For Gilles, it is an epiphany. He finally understands what cinema (or art) is about: reviving the past, resurrecting the dead, making (higher) sense of what’s lost. Up to that point he had been attracted to movies, but without exactly knowing what they really meant for him. Here, he finally grasps that they deal with some sort of metaphysics, that they speak directly to him, and echo his most intimate wounds. He finally understands that through that art he can try to reach whatever his teenage idealism was naively pointing to.

That is something militant filmmaking could not embody, or the film industry, as Gilles experiences it in his short internship in a British studio. This is something that can only be embodied by whatever idealism is at the root of independent filmmaking. Which is—not so obviously, it seems—my point.

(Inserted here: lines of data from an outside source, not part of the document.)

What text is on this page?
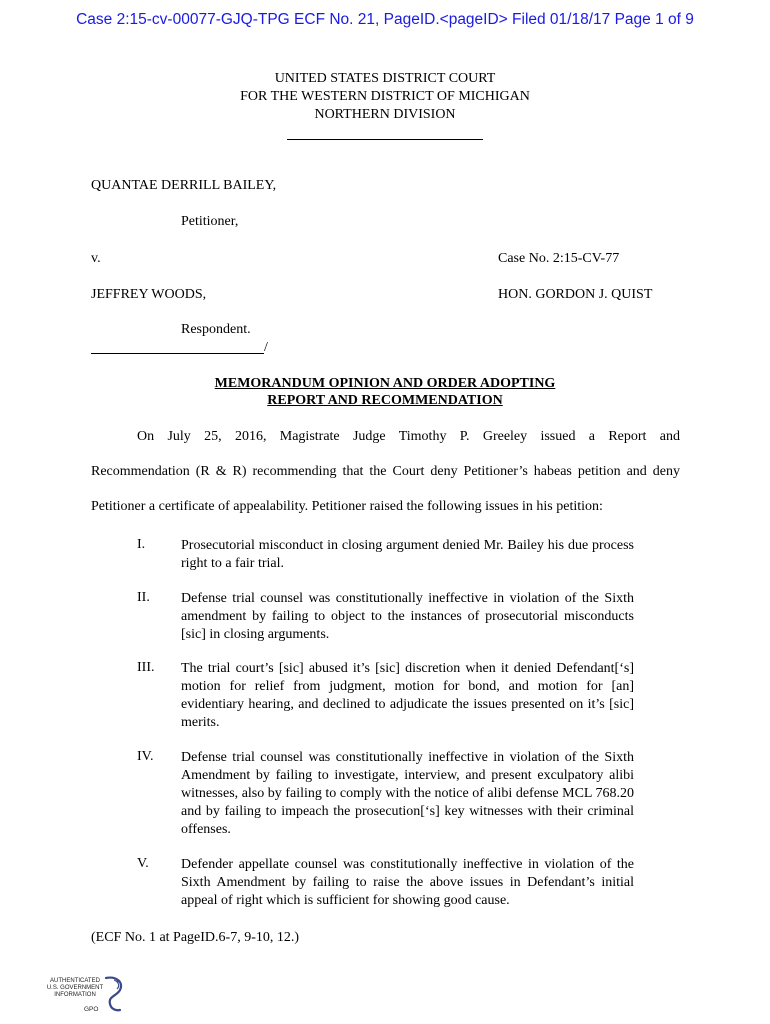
Case 2:15-cv-00077-GJQ-TPG ECF No. 21, PageID.<pageID> Filed 01/18/17 Page 1 of 9
UNITED STATES DISTRICT COURT
FOR THE WESTERN DISTRICT OF MICHIGAN
NORTHERN DIVISION
QUANTAE DERRILL BAILEY,
Petitioner,
v.	Case No. 2:15-CV-77
JEFFREY WOODS,	HON. GORDON J. QUIST
Respondent.
/
MEMORANDUM OPINION AND ORDER ADOPTING
REPORT AND RECOMMENDATION
On July 25, 2016, Magistrate Judge Timothy P. Greeley issued a Report and
Recommendation (R & R) recommending that the Court deny Petitioner’s habeas petition and deny
Petitioner a certificate of appealability. Petitioner raised the following issues in his petition:
I.	Prosecutorial misconduct in closing argument denied Mr. Bailey his due process right to a fair trial.
II. Defense trial counsel was constitutionally ineffective in violation of the Sixth amendment by failing to object to the instances of prosecutorial misconducts [sic] in closing arguments.
III. The trial court’s [sic] abused it’s [sic] discretion when it denied Defendant[‘s] motion for relief from judgment, motion for bond, and motion for [an] evidentiary hearing, and declined to adjudicate the issues presented on it’s [sic] merits.
IV. Defense trial counsel was constitutionally ineffective in violation of the Sixth Amendment by failing to investigate, interview, and present exculpatory alibi witnesses, also by failing to comply with the notice of alibi defense MCL 768.20 and by failing to impeach the prosecution[‘s] key witnesses with their criminal offenses.
V. Defender appellate counsel was constitutionally ineffective in violation of the Sixth Amendment by failing to raise the above issues in Defendant’s initial appeal of right which is sufficient for showing good cause.
(ECF No. 1 at PageID.6-7, 9-10, 12.)
AUTHENTICATED U.S. GOVERNMENT INFORMATION
GPO
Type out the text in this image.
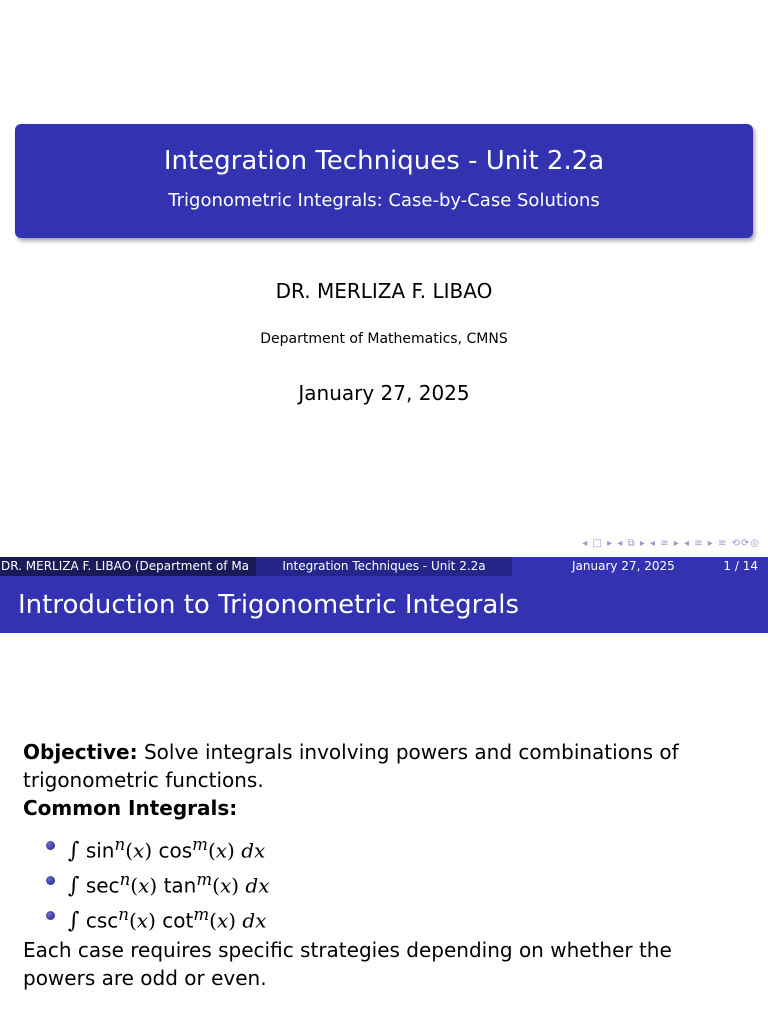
Integration Techniques - Unit 2.2a
Trigonometric Integrals: Case-by-Case Solutions
DR. MERLIZA F. LIBAO
Department of Mathematics, CMNS
January 27, 2025
◂ □ ▸ ◂ ⧉ ▸ ◂ ≡ ▸ ◂ ≡ ▸ ≡ ⟲⟳◎
DR. MERLIZA F. LIBAO (Department of Ma	Integration Techniques - Unit 2.2a	January 27, 2025	1 / 14
Introduction to Trigonometric Integrals
Objective: Solve integrals involving powers and combinations of trigonometric functions.
Common Integrals:
∫ $\sin^n(x)$ $\cos^m(x)$ dx
∫ $\sec^n(x)$ $\tan^m(x)$ dx
∫ $\csc^n(x)$ $\cot^m(x)$ dx
Each case requires specific strategies depending on whether the powers are odd or even.
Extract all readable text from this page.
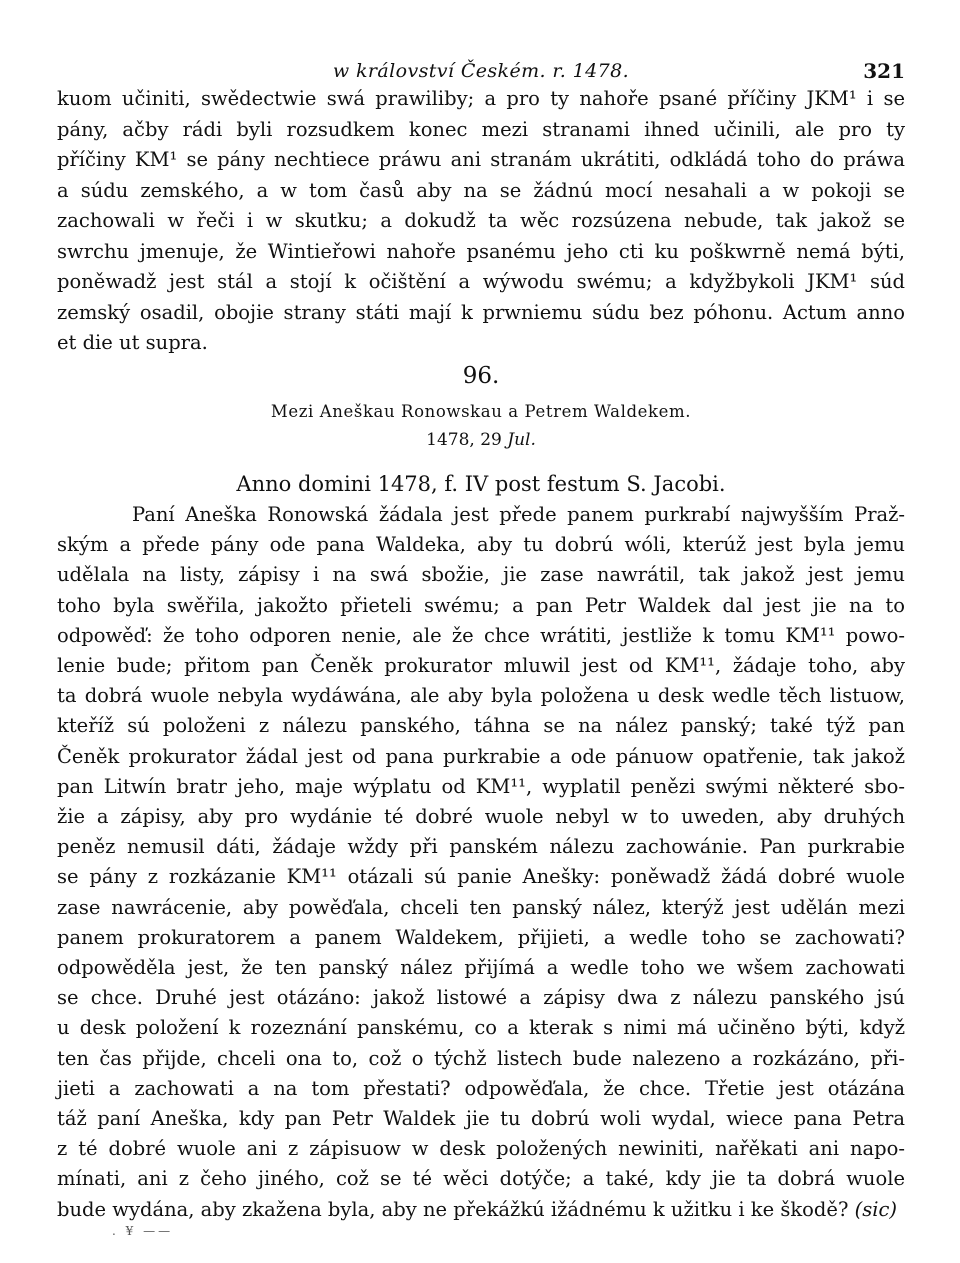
w království Českém. r. 1478.	321
kuom učiniti, swědectwie swá prawiliby; a pro ty nahoře psané příčiny JKM¹ i se
pány, ačby rádi byli rozsudkem konec mezi stranami ihned učinili, ale pro ty
příčiny KM¹ se pány nechtiece práwu ani stranám ukrátiti, odkládá toho do práwa
a súdu zemského, a w tom časů aby na se žádnú mocí nesahali a w pokoji se
zachowali w řeči i w skutku; a dokudž ta wěc rozsúzena nebude, tak jakož se
swrchu jmenuje, že Wintieřowi nahoře psanému jeho cti ku poškwrně nemá býti,
poněwadž jest stál a stojí k očištění a wýwodu swému; a kdyžbykoli JKM¹ súd
zemský osadil, obojie strany státi mají k prwniemu súdu bez póhonu. Actum anno
et die ut supra.
96.
Mezi Aneškau Ronowskau a Petrem Waldekem.
1478, 29 Jul.
Anno domini 1478, f. IV post festum S. Jacobi.
Paní Aneška Ronowská žádala jest přede panem purkrabí najwyšším Praž-
ským a přede pány ode pana Waldeka, aby tu dobrú wóli, kterúž jest byla jemu
udělala na listy, zápisy i na swá sbožie, jie zase nawrátil, tak jakož jest jemu
toho byla swěřila, jakožto přieteli swému; a pan Petr Waldek dal jest jie na to
odpowěď: že toho odporen nenie, ale že chce wrátiti, jestliže k tomu KM¹¹ powo-
lenie bude; přitom pan Čeněk prokurator mluwil jest od KM¹¹, žádaje toho, aby
ta dobrá wuole nebyla wydáwána, ale aby byla položena u desk wedle těch listuow,
kteříž sú položeni z nálezu panského, táhna se na nález panský; také týž pan
Čeněk prokurator žádal jest od pana purkrabie a ode pánuow opatřenie, tak jakož
pan Litwín bratr jeho, maje wýplatu od KM¹¹, wyplatil penězi swými některé sbo-
žie a zápisy, aby pro wydánie té dobré wuole nebyl w to uweden, aby druhých
peněz nemusil dáti, žádaje wždy při panském nálezu zachowánie. Pan purkrabie
se pány z rozkázanie KM¹¹ otázali sú panie Anešky: poněwadž žádá dobré wuole
zase nawrácenie, aby powěďala, chceli ten panský nález, kterýž jest udělán mezi
panem prokuratorem a panem Waldekem, přijieti, a wedle toho se zachowati?
odpowěděla jest, že ten panský nález přijímá a wedle toho we wšem zachowati
se chce. Druhé jest otázáno: jakož listowé a zápisy dwa z nálezu panského jsú
u desk položení k rozeznání panskému, co a kterak s nimi má učiněno býti, když
ten čas přijde, chceli ona to, což o týchž listech bude nalezeno a rozkázáno, při-
jieti a zachowati a na tom přestati? odpowěďala, že chce. Třetie jest otázána
táž paní Aneška, kdy pan Petr Waldek jie tu dobrú woli wydal, wiece pana Petra
z té dobré wuole ani z zápisuow w desk položených newiniti, nařěkati ani napo-
mínati, ani z čeho jiného, což se té wěci dotýče; a také, kdy jie ta dobrá wuole
bude wydána, aby zkažena byla, aby ne překážkú ižádnému k užitku i ke škodě? (sic)
. ¥ ——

There is no voice-over. Only a Kevin Ayers song, “Decadence,” which says:

She lies in waterfalls of dreams
And never questions what it means.
And all along the desert shore
She wanders further ever more
The only thing that’s left to try
She says to live I have to die.

So, Laure lives again in art.

I suppose it also echoes the final chapter in my essay where I try (in my own idiosyncratic way) to put the practice of cinema into the perspective of creating situations in the sense early Situationism used that word in the late Fifties (and not later).

Answering, I hope, the question “After May,” What?: well, for me, life.

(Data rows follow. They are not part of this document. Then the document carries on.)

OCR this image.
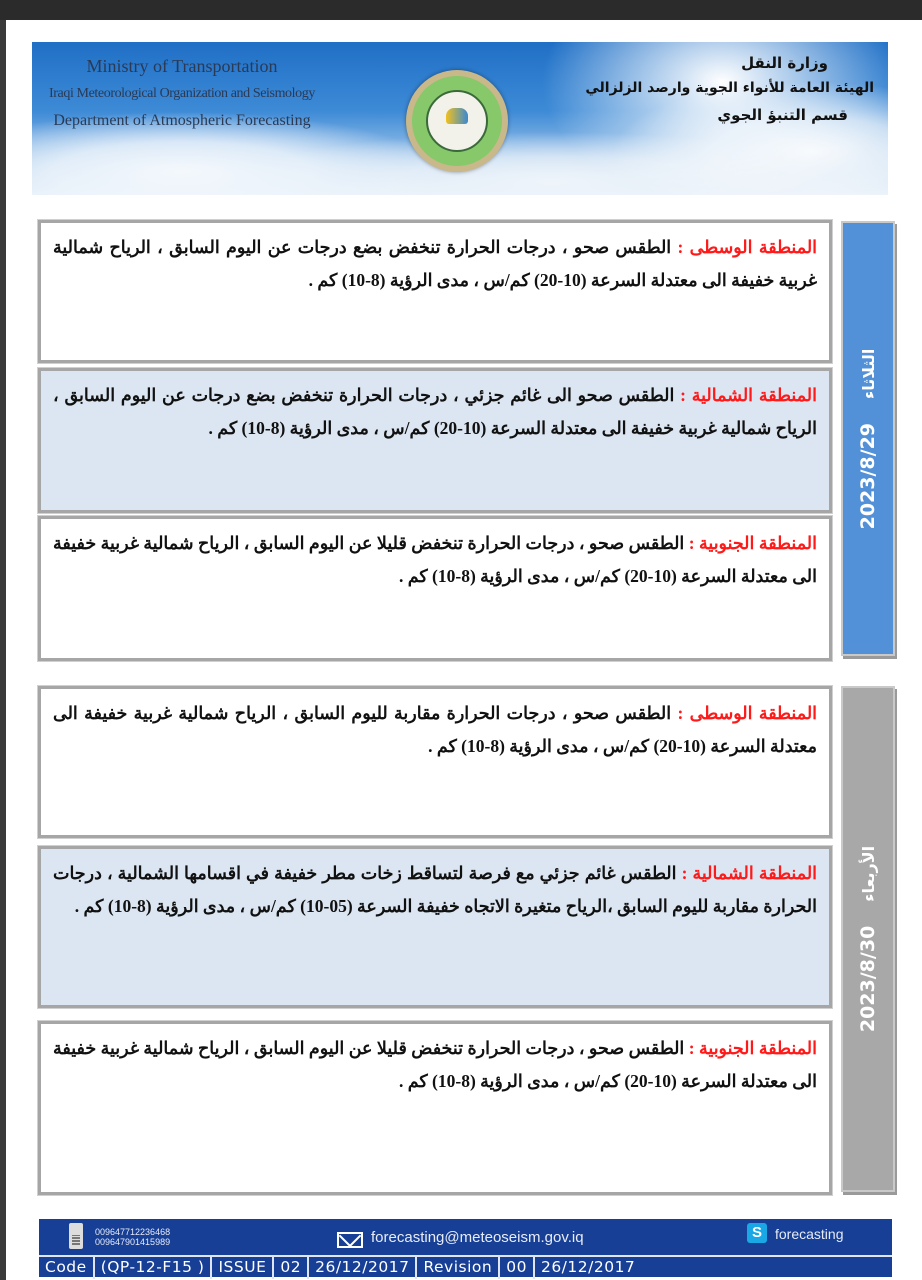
Ministry of Transportation
Iraqi Meteorological Organization and Seismology
Department of Atmospheric Forecasting
وزارة النقل
الهيئة العامة للأنواء الجوية وارصد الزلزالي
قسم التنبؤ الجوي
المنطقة الوسطى : الطقس صحو ، درجات الحرارة تنخفض بضع درجات عن اليوم السابق ، الرياح شمالية غربية خفيفة الى معتدلة السرعة (10-20) كم/س ، مدى الرؤية (8-10) كم .
المنطقة الشمالية : الطقس صحو الى غائم جزئي ، درجات الحرارة تنخفض بضع درجات عن اليوم السابق ، الرياح شمالية غربية خفيفة الى معتدلة السرعة (10-20) كم/س ، مدى الرؤية (8-10) كم .
المنطقة الجنوبية : الطقس صحو ، درجات الحرارة تنخفض قليلا عن اليوم السابق ، الرياح شمالية غربية خفيفة الى معتدلة السرعة (10-20) كم/س ، مدى الرؤية (8-10) كم .
2023/8/29الثلاثاء
المنطقة الوسطى : الطقس صحو ، درجات الحرارة مقاربة لليوم السابق ، الرياح شمالية غربية خفيفة الى معتدلة السرعة (10-20) كم/س ، مدى الرؤية (8-10) كم .
المنطقة الشمالية : الطقس غائم جزئي مع فرصة لتساقط زخات مطر خفيفة في اقسامها الشمالية ، درجات الحرارة مقاربة لليوم السابق ،الرياح متغيرة الاتجاه خفيفة السرعة (05-10) كم/س ، مدى الرؤية (8-10) كم .
المنطقة الجنوبية : الطقس صحو ، درجات الحرارة تنخفض قليلا عن اليوم السابق ، الرياح شمالية غربية خفيفة الى معتدلة السرعة (10-20) كم/س ، مدى الرؤية (8-10) كم .
2023/8/30الأربعاء
009647712236468
009647901415989	forecasting@meteoseism.gov.iq	S forecasting
Code (QP-12-F15 ) ISSUE 02 26/12/2017 Revision 00 26/12/2017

PS: An English translation of my essay “Une adolescence dans l’après-Mai” was published earlier this year by the Vienna Filmmuseum under the title “A Post-May Adolescence.”

Olivier Assayas
Paris, France

Luc Sante replies:

I’m sorry that in my haste I relied on another critic’s account of the voice-over, which I couldn’t remember when I wrote my review. I must say that I’m disappointed, though; a voice-over taking its text from Debord might have introduced more interesting contradictions into the scene than the Ayers lyric, which merely illustrates the image.